St Mary's Church is a Roman Catholic church in Cresswell, a hamlet near Draycott in the Moors in Staffordshire, England, and in the Archdiocese of Birmingham. The building, completed in 1816, is Grade II listed.

==History==
St Mary's in Cresswell was the first Roman Catholic church built in north Staffordshire after the Roman Catholic Relief Act of 1791. It was built in 1815–1816 for Thomas Baddeley, and funded by Lady Mary Stourton, a member of the family owning the Draycott estate. The adjoining house, dating from the 17th century (now Grade II listed), was by the time of the building of the church a presbytery. The church contains vestments and a chalice from the chapel at Paynsley Hall, which was owned by the Draycott family. Paynsley Hall, near Cresswell, is now demolished; the remaining moated site is a scheduled monument.

==Description==
It is a brick building with rendered gable ends, and a mid 20th-century porch to the north-east. The sides are separated by stepped buttresses into five bays, each with a lancet window, and there are stepped buttresses at each corner.

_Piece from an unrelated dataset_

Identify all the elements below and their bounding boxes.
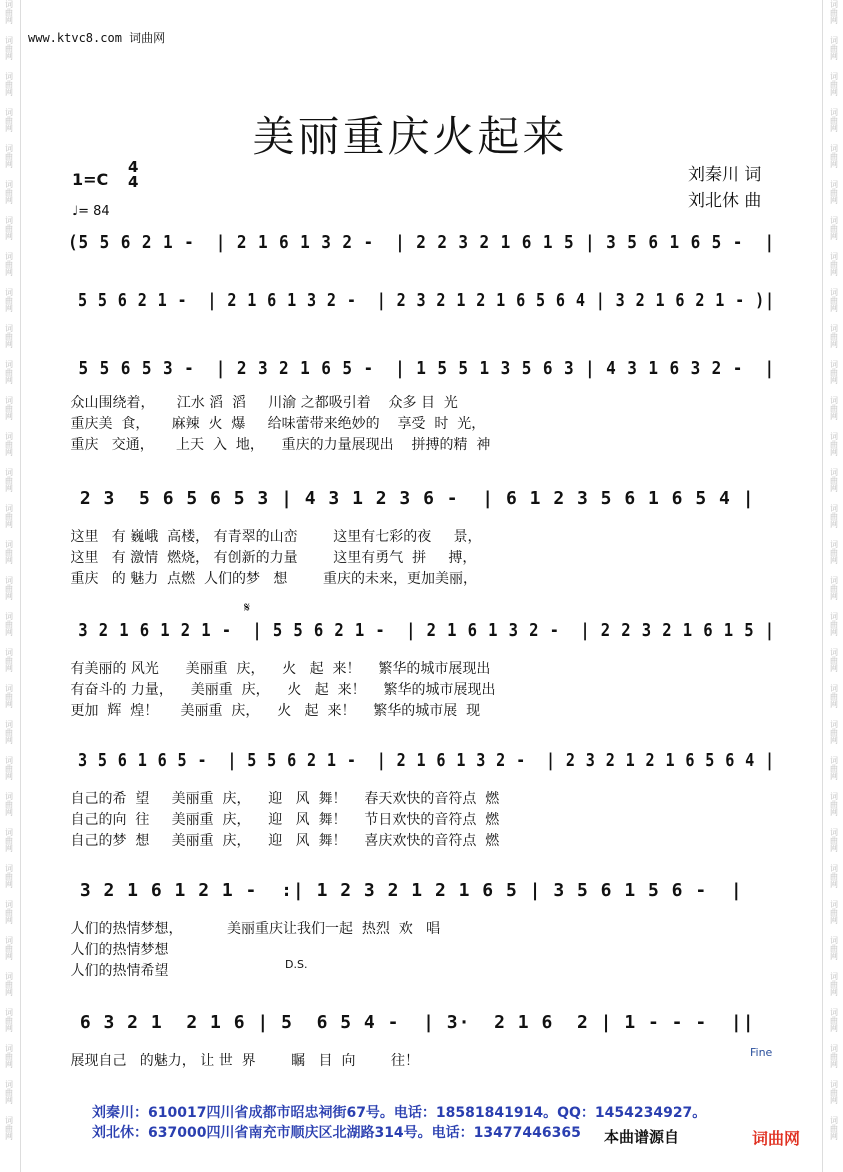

The interior was reordered in the 1960s, becoming more simplified, with many fittings dating from this time. There are wall mounted memorials, originally in the chapel at Paynsley Hall. There is a window of 1848 by A. W. N. Pugin to Lady Stourton, depicting the Annunciation, made by Hardman & Co. The Romanesque stone font of the mid 19th century is probably not by Pugin, as was once supposed. The sanctuary in the south-west, liturgical east, has a 20th-century altar of marble, with mosaic and opus sectile panels.

The churchyard cross in the adjacent cemetery dates from the mid 19th century, and is attributed to A. W. N. Pugin. It is listed Grade II.